Failure mode transition in brittle boudinage: Effects of cohesion, confining pressure, and layer thickness

Boudins are ubiquitous periodic structures that form during layer-parallel extension of competent material embedded in less competent material. They can have a wide range of geometries, depending on paleo-rheological conditions. This makes them a powerful tool in interpreting the time–temperature and deformation history of a rock package. Consequently, multiple field and modeling studies have described their geometries as well as explored the boundary conditions for their formation. Inspired by previous findings in modeling and field studies, we test the hypothesis that boudin end member geometries, such as pinch-and-swell, domino, torn, and shear band boudins, can be realized with purely brittle–elastic behavior of the boudinaged layer embedded in a viscous matrix. For this purpose, we designed a parametric Discrete Element Modeling study in which different failure modes in the brittle material are achieved by varying the layer thickness, material cohesion and the layer parallel confining stress.
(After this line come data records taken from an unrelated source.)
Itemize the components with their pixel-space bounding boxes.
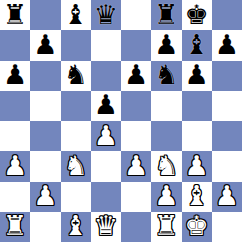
square-g6[interactable]: ♟: [182, 61, 212, 91]
square-h3[interactable]: [212, 151, 242, 181]
black-rook[interactable]: ♜: [3, 1, 27, 28]
square-d4[interactable]: ♟: [91, 121, 121, 151]
square-e5[interactable]: [121, 91, 151, 121]
square-g5[interactable]: [182, 91, 212, 121]
square-a1[interactable]: ♜: [0, 212, 30, 242]
white-pawn[interactable]: ♟: [94, 122, 118, 149]
white-queen[interactable]: ♛: [94, 212, 118, 239]
square-a6[interactable]: ♟: [0, 61, 30, 91]
square-f5[interactable]: [151, 91, 181, 121]
square-a7[interactable]: [0, 30, 30, 60]
square-h1[interactable]: [212, 212, 242, 242]
black-pawn[interactable]: ♟: [94, 91, 118, 118]
square-g7[interactable]: ♝: [182, 30, 212, 60]
white-pawn[interactable]: ♟: [185, 152, 209, 179]
white-rook[interactable]: ♜: [3, 212, 27, 239]
square-d1[interactable]: ♛: [91, 212, 121, 242]
black-knight[interactable]: ♞: [64, 61, 88, 88]
chess-board: ♜♝♛♜♚♟♟♝♟♟♞♟♞♟♟♟♟♞♟♞♟♟♟♝♟♜♝♛♜♚: [0, 0, 242, 242]
black-queen[interactable]: ♛: [94, 1, 118, 28]
square-a8[interactable]: ♜: [0, 0, 30, 30]
square-f2[interactable]: ♟: [151, 182, 181, 212]
black-rook[interactable]: ♜: [154, 1, 178, 28]
square-e3[interactable]: ♟: [121, 151, 151, 181]
black-pawn[interactable]: ♟: [124, 61, 148, 88]
square-h8[interactable]: [212, 0, 242, 30]
square-a3[interactable]: ♟: [0, 151, 30, 181]
square-f4[interactable]: [151, 121, 181, 151]
square-d7[interactable]: [91, 30, 121, 60]
square-h6[interactable]: [212, 61, 242, 91]
square-f3[interactable]: ♞: [151, 151, 181, 181]
white-rook[interactable]: ♜: [154, 212, 178, 239]
square-b8[interactable]: [30, 0, 60, 30]
square-a2[interactable]: [0, 182, 30, 212]
white-pawn[interactable]: ♟: [154, 182, 178, 209]
square-c5[interactable]: [61, 91, 91, 121]
square-b7[interactable]: ♟: [30, 30, 60, 60]
square-d6[interactable]: [91, 61, 121, 91]
square-f7[interactable]: ♟: [151, 30, 181, 60]
white-pawn[interactable]: ♟: [215, 182, 239, 209]
black-pawn[interactable]: ♟: [3, 61, 27, 88]
black-pawn[interactable]: ♟: [215, 31, 239, 58]
black-knight[interactable]: ♞: [154, 61, 178, 88]
square-h5[interactable]: [212, 91, 242, 121]
white-pawn[interactable]: ♟: [3, 152, 27, 179]
black-pawn[interactable]: ♟: [185, 61, 209, 88]
black-bishop[interactable]: ♝: [64, 1, 88, 28]
square-e7[interactable]: [121, 30, 151, 60]
square-e6[interactable]: ♟: [121, 61, 151, 91]
square-e8[interactable]: [121, 0, 151, 30]
square-f6[interactable]: ♞: [151, 61, 181, 91]
square-b3[interactable]: [30, 151, 60, 181]
black-king[interactable]: ♚: [185, 1, 209, 28]
square-b5[interactable]: [30, 91, 60, 121]
black-bishop[interactable]: ♝: [185, 31, 209, 58]
square-c6[interactable]: ♞: [61, 61, 91, 91]
black-pawn[interactable]: ♟: [154, 31, 178, 58]
square-h7[interactable]: ♟: [212, 30, 242, 60]
white-bishop[interactable]: ♝: [64, 212, 88, 239]
square-c3[interactable]: ♞: [61, 151, 91, 181]
white-king[interactable]: ♚: [185, 212, 209, 239]
square-g1[interactable]: ♚: [182, 212, 212, 242]
square-b2[interactable]: ♟: [30, 182, 60, 212]
white-pawn[interactable]: ♟: [33, 182, 57, 209]
square-b4[interactable]: [30, 121, 60, 151]
square-h2[interactable]: ♟: [212, 182, 242, 212]
square-b6[interactable]: [30, 61, 60, 91]
square-d8[interactable]: ♛: [91, 0, 121, 30]
square-h4[interactable]: [212, 121, 242, 151]
white-bishop[interactable]: ♝: [185, 182, 209, 209]
square-a4[interactable]: [0, 121, 30, 151]
square-g2[interactable]: ♝: [182, 182, 212, 212]
square-b1[interactable]: [30, 212, 60, 242]
square-d5[interactable]: ♟: [91, 91, 121, 121]
square-d2[interactable]: [91, 182, 121, 212]
square-g8[interactable]: ♚: [182, 0, 212, 30]
square-e4[interactable]: [121, 121, 151, 151]
black-pawn[interactable]: ♟: [33, 31, 57, 58]
square-c1[interactable]: ♝: [61, 212, 91, 242]
square-g4[interactable]: [182, 121, 212, 151]
square-c8[interactable]: ♝: [61, 0, 91, 30]
square-a5[interactable]: [0, 91, 30, 121]
square-e1[interactable]: [121, 212, 151, 242]
square-f8[interactable]: ♜: [151, 0, 181, 30]
white-knight[interactable]: ♞: [64, 152, 88, 179]
square-c2[interactable]: [61, 182, 91, 212]
square-c4[interactable]: [61, 121, 91, 151]
white-knight[interactable]: ♞: [154, 152, 178, 179]
square-c7[interactable]: [61, 30, 91, 60]
square-g3[interactable]: ♟: [182, 151, 212, 181]
square-d3[interactable]: [91, 151, 121, 181]
white-pawn[interactable]: ♟: [124, 152, 148, 179]
square-f1[interactable]: ♜: [151, 212, 181, 242]
square-e2[interactable]: [121, 182, 151, 212]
We show that the different boudin geometry is a first order result of the failure mode, fracture mechanics in the brittle layer and the associated post failure behavior. Our models confirm previous findings that block rotation of boudins may be associated with coaxial deformation. Our models indicate a failure mode transition exits between torn and drawn boudins. These results may help us better understand the evolution of boudins and thus help interpret natural examples such as the boudin trains in Naxos, Greece.